7 Aralık 2009 Pazartesi

Cam Kent'ten bir görüntü


Zaman zaman, bugün bana olduğu gibi, bir dahiyle karşılaşabiliyor insan:

Yaşını pek çıkaramadığım bir klarnetçi, yüzünü örten bir şapka giymişti, kaldırımda yılan oynatıcıları gibi bağdaş kurmuş oturuyordu. Tam önünde biri tef, öteki de trampet tutan kurulu iki maymun duruyordu. Biri tefi sallıyor, diğeri de trampete vuruyordu, tutturdukları acayip ama kusursuz sinkopa adam da müzik aletiyle bitmek bilmez küçük varyasyonlar doğaçlıyor, gövdesi kaskatı bir ileri bir geri hareket ediyor, bütün enerjisiyle maymunların ritmine uyduruyordu kendini.
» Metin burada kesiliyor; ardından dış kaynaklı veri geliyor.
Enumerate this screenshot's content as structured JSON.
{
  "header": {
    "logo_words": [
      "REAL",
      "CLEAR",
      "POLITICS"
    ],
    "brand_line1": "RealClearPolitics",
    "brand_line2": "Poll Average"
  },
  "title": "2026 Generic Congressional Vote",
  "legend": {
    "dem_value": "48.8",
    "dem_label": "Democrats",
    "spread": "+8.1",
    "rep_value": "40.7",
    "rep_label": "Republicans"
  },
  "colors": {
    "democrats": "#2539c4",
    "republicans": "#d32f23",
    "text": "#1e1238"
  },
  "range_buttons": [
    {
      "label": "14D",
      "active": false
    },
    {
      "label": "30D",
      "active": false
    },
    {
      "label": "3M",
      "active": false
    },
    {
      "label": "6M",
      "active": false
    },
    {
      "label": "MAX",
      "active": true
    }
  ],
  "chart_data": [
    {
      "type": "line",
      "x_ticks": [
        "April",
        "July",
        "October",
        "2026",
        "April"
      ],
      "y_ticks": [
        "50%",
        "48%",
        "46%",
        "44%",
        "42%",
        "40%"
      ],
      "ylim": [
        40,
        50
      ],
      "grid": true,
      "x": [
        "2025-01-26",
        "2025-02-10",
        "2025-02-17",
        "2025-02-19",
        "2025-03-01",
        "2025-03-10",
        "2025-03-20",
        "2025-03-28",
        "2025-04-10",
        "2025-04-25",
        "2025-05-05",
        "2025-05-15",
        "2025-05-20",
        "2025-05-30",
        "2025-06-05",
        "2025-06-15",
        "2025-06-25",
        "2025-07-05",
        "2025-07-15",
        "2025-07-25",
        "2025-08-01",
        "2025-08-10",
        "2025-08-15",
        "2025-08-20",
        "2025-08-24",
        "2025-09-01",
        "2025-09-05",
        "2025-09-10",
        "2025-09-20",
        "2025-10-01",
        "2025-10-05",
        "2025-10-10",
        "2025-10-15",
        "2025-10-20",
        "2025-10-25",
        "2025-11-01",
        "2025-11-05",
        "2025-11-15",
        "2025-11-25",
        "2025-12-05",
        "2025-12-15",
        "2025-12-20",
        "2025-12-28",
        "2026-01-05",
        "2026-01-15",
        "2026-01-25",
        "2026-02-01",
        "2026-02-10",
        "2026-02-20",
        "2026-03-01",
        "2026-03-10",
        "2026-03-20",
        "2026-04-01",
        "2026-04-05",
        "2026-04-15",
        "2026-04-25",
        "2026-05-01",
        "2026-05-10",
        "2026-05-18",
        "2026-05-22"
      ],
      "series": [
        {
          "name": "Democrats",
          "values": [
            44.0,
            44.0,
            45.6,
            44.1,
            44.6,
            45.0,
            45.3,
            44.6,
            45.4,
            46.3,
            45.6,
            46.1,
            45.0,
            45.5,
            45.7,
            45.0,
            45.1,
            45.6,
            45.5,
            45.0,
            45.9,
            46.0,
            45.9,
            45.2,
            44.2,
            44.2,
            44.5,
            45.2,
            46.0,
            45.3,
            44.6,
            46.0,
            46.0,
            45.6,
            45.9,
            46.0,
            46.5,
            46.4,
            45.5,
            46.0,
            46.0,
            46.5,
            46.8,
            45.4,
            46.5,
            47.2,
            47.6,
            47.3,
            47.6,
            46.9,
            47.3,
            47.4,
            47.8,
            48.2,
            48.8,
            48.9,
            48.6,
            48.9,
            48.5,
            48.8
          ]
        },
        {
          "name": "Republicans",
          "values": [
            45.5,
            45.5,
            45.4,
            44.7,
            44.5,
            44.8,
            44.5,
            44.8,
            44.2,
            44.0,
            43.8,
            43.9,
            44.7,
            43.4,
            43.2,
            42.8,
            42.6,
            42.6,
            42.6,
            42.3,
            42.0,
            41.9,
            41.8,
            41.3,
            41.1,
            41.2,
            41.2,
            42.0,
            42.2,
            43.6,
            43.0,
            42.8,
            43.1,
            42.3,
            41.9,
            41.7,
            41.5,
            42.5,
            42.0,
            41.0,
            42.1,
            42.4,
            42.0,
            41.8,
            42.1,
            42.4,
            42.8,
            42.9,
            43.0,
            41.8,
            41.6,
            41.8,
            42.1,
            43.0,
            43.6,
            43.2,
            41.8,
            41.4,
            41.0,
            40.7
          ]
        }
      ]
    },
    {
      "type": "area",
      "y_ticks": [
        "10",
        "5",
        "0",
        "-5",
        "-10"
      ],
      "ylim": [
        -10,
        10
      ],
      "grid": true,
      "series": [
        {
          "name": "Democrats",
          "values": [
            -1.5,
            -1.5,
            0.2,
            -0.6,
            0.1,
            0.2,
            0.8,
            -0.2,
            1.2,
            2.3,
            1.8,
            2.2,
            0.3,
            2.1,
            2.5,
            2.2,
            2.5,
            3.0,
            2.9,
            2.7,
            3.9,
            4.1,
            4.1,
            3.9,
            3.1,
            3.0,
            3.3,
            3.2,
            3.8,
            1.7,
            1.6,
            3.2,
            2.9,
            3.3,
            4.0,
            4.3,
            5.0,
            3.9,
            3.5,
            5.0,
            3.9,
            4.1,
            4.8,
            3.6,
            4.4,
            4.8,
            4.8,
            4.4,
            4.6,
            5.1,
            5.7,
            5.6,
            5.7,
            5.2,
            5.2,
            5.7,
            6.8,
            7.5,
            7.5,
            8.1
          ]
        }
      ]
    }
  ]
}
Kendi yarattığı evrende, başını bir kez olsun kaldırmadan, mekanik arkadaşlarıyla birlikte olmaktan memnun, kaygısızca, hissederek, düzenli ve ilmek atar gibi hareketlerle minörden çalıyordu. Bu böylece sürdü durdu, sonuçta hep aynı şeyi çalıyordu, yine de dinledikçe ondan ayrılamaz oldum.

O müziğin içinde olmak, o tekrarlardan oluşan çemberin içine çekilmek: insanın nihayet yitip gideceği yer orasıdır belki de.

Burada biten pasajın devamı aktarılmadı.